To manage an environment of increasing risks and limited resources, healthcare internal audit and compliance departments must align their risk assessments and audit work plans to areas most vital to achieving the strategic goals and business objectives of their organizations, according to Kodiak.
This risk-based approach prioritizes areas of highest risk and suggests that providers spend less effort, if any, on low-risk areas. The better the alignment between the internal audit and compliance plans and the most critical risks to the organization, the greater the return on risk generated for the organization’s internal audit and compliance investment.
Top 5 management risks
Kodiak has identified five top management risk areas facing healthcare organizations that internal audit and compliance leaders should assess and keep on their radar screens as they plan for 2024.
- AI and new technologies
- Competition
- Cybersecurity and data privacy
- Financial performance
- Workforce
Kodiak defines a risk area as anything that could impede a healthcare organization’s ability to achieve its goals in critical areas like patient care, regulatory compliance, operations, strategic growth and financial performance.
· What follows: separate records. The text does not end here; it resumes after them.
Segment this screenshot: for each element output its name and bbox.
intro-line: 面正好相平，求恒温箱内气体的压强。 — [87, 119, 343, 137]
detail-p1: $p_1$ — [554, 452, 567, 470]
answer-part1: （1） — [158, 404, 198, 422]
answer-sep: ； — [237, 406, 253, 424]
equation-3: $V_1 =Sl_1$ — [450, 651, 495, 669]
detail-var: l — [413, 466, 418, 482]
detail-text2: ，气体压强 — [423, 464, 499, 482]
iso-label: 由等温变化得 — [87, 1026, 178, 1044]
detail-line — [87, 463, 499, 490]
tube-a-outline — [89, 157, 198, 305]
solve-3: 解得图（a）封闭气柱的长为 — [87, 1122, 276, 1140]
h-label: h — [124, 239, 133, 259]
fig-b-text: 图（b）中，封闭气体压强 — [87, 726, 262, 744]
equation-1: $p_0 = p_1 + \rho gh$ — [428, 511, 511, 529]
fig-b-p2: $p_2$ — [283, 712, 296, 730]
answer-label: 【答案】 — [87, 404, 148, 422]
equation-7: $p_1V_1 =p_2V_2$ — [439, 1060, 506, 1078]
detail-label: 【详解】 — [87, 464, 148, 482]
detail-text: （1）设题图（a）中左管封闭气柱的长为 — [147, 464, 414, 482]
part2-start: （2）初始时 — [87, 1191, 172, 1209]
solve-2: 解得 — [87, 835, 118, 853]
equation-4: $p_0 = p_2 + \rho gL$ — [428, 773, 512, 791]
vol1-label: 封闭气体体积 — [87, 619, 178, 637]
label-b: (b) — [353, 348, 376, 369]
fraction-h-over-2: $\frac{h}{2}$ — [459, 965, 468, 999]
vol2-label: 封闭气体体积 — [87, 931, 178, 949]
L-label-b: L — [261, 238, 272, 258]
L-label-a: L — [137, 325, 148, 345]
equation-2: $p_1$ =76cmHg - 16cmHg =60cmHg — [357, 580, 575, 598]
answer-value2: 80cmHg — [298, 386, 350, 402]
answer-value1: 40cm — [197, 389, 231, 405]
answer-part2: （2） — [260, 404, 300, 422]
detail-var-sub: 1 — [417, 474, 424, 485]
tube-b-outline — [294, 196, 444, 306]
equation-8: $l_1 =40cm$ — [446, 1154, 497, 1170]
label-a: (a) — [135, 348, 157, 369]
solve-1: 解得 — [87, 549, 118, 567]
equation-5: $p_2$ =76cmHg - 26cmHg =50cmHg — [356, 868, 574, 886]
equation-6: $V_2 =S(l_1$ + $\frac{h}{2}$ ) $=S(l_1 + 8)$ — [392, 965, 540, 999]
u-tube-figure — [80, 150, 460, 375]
“Each of these risk areas are causing significant disruption to many healthcare provider organizations’ core capabilities,” said Dan Yunker, Kodiak’s SVP, risk and compliance. “More importantly, each of these risk areas also carries the potential to ripple across the enterprise and amplify risks in other areas.”
The growing impact of AI in healthcare
AI tools, especially those based on generative AI models, are promising significant benefits for hospitals, health systems, medical practices and other provider organizations.
Though the industry has already been using smart technologies for years, as more use cases are developed and AI, along with other tools, becomes more accepted across the industry, healthcare providers could enjoy efficiency through automating aspects of many processes, faster and more accurate diagnoses and treatment decisions, thus improving outcomes, and enhancing the consumer experience for patients, such as appointment scheduling.
To unlock these benefits, healthcare provider organizations need to mitigate a host of risks, such as storing and securing enormous amounts of data that is mostly protected health information (PHI), protecting the training data for AI models from malicious actors seeking to introduce bad data, and rooting out bias that can creep into in AI algorithms because of a lack of data for gender, sexual orientation, race and ethnicity.
The benefits of AI tools
Along with the many benefits of AI and new technologies, healthcare organizations need to be aware of several security and privacy risks. As organizations obtain and store more PHI and sensitive patient data, the risks surrounding data breaches increase as these organizations become more valuable targets.
The efficiencies that can be gained from AI tools must be weighed against the costs of implementing AI and training employees to use the tools properly to gauge the overall impact on financial performance.
The benefits of AI tools can only be realized if the organization can solve the workforce challenges of recruiting employees with the right skills to manage these tools and their attendant risks, and training employees to use them. AI automation also could increase turnover as employees without the necessary skills to use these tools leave the organization, raising legal, reputational and cultural risks.
“The top risks we have identified affect each healthcare organization in its own way based on its current capabilities, the characteristics of its market and other factors,” Yunker said. “As a healthcare leader, you must evaluate how these risks impact your organization and then develop internal audit and compliance plans that allocate your limited resources to the most impactful risk areas for your organization.”